Christmas Eve we ate a quiet dinner. Gracie asked, “How is Santa going to get back up the chimney after he gets down?” She had a beautifully pragmatic streak. It wasn’t that he delivered presents to billions of homes in twenty-four hours; it was that he did it all without ringing a single doorbell.
Earlier, when we’d reminded her that we were leaving for the hospital the next day, she’d said, “Eden is going to be so happy that my scratchies are gone.”
Somewhere along the way, she’d come to believe that the point of transplant was to alleviate the itchy rash she had from the chelating agent. It was true that after transplant she wouldn’t, if all went well, have the rash. But that was sort of like thinking the point of chemo was to stop having to fuss over your hair.
Brian said, “Eden will be so happy for you.”
Gracie didn’t ask, “How long will I be in there?” or “How can I get out?” She asked, “Can I bring my ponies?”
I’d lit a pair of candles for the dinner table. Gabriel did his job and blew them out. I lit them again, and the game continued. The flame would erupt at the tip of the match, pass its orange-blue light to the wick, then instantly disappear. A beautiful, little ephemery.

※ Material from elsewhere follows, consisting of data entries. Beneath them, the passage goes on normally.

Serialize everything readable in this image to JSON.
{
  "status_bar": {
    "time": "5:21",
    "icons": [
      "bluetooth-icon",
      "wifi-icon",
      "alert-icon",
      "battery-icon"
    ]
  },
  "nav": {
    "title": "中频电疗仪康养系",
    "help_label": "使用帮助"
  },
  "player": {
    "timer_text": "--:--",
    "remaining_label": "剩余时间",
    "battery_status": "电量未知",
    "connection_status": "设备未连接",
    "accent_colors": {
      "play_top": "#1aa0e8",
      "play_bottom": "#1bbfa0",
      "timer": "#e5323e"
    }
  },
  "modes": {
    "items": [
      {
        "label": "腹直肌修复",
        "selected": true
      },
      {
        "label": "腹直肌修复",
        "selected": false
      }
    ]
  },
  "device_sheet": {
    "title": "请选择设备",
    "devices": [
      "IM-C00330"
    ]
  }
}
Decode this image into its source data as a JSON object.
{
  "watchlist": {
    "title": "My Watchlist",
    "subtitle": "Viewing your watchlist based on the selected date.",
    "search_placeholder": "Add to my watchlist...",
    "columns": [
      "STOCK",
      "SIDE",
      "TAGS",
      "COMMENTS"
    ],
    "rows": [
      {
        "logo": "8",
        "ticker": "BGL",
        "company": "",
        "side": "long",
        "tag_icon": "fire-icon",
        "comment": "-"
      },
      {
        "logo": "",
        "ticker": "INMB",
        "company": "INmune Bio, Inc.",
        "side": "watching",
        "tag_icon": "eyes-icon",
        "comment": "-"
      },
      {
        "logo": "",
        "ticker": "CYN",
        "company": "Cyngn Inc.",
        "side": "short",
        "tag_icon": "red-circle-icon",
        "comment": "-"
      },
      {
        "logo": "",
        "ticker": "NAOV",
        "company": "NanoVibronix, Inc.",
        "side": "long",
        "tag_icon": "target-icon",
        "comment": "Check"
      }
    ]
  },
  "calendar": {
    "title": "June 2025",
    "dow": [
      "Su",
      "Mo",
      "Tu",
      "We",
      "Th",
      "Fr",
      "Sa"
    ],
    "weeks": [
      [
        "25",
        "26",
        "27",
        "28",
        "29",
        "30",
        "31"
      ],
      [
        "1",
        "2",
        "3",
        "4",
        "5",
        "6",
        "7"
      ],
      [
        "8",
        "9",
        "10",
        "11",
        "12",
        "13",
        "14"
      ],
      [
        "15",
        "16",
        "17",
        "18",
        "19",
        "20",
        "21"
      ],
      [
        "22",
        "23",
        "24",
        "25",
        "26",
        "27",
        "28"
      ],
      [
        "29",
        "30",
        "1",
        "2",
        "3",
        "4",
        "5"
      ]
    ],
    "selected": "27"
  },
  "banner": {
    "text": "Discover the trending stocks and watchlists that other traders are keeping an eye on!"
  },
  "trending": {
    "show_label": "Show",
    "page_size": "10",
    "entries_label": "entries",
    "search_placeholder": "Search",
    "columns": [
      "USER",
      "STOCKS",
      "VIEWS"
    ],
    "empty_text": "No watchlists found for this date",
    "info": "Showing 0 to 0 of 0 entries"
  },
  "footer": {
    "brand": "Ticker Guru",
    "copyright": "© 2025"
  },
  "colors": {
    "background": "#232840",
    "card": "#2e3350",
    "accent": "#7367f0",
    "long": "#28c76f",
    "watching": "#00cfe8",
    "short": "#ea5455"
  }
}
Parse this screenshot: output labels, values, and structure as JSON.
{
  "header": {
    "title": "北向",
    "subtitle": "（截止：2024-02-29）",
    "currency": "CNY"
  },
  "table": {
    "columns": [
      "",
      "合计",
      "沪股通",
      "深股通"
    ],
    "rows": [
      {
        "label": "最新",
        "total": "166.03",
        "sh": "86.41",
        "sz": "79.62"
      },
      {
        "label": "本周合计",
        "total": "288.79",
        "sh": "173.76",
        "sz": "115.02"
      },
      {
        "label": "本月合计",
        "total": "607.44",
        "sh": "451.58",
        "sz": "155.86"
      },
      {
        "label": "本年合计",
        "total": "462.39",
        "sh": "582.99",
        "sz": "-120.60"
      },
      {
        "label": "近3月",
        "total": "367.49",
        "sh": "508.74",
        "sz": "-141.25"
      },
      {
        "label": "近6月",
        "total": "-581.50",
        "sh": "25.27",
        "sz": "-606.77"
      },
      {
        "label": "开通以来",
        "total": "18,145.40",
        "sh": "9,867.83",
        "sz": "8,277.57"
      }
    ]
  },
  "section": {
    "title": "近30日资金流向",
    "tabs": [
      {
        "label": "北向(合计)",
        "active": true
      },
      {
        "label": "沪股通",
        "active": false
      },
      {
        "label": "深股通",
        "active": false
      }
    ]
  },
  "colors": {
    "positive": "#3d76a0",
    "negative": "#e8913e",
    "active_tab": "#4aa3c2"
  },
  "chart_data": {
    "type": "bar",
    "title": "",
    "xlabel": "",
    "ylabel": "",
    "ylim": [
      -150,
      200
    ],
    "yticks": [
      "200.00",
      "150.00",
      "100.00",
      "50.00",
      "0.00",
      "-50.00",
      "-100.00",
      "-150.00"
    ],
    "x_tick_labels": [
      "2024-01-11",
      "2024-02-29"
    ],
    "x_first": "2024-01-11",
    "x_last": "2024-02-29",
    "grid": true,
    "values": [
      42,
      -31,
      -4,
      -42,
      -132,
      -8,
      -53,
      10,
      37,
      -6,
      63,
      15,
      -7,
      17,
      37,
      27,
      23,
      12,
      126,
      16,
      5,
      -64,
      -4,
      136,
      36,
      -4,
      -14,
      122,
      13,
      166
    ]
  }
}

We had B?che de No?l for dessert. I explained that it was made to look like a log used in the ancient fire-festivals celebrating winter solstice. “Is there chocolate on the inside too?” Gracie asked, picking up a soup spoon and preparing to lop off a branch. Gabriel started flapping his hands. We were going to eat a tree! At last the trees were at our mercy!
When we put them both to bed, Gabriel flopped around in his crib, talking to himself, “Yacie loves me.”
I lay beside Gracie. “Sweetie, we’re going to be in the hospital for a long time.” We’d told her this so many times, but I wasn’t sure she knew.
“Why?”
“So your body can get healthy.”
“OK.”
In bed Brian and I lay side by side, wired and anxious. Neither of us could sleep. Everything would change tomorrow. We were astride the nebulous line that divides before from after. I wanted to stay here forever.
“Next year,” Brian said, “we’ll be back in Brooklyn with two healthy kids.”
I tried to visualize us next Christmas, in Brooklyn, kids bickering beneath a lopsided tree. It was a faint, diaphanous vision. Not a mirage, I told myself, a vision.
It is impossibly hard to take a child who looks more or less healthy and place her into the medical mill of transplant, but we did it. We held our breath and stepped off the edge of the known world. Whatever the odds were, they were ours. We had this boy, this girl, this bag of cells; one chance for a cure, and we took it.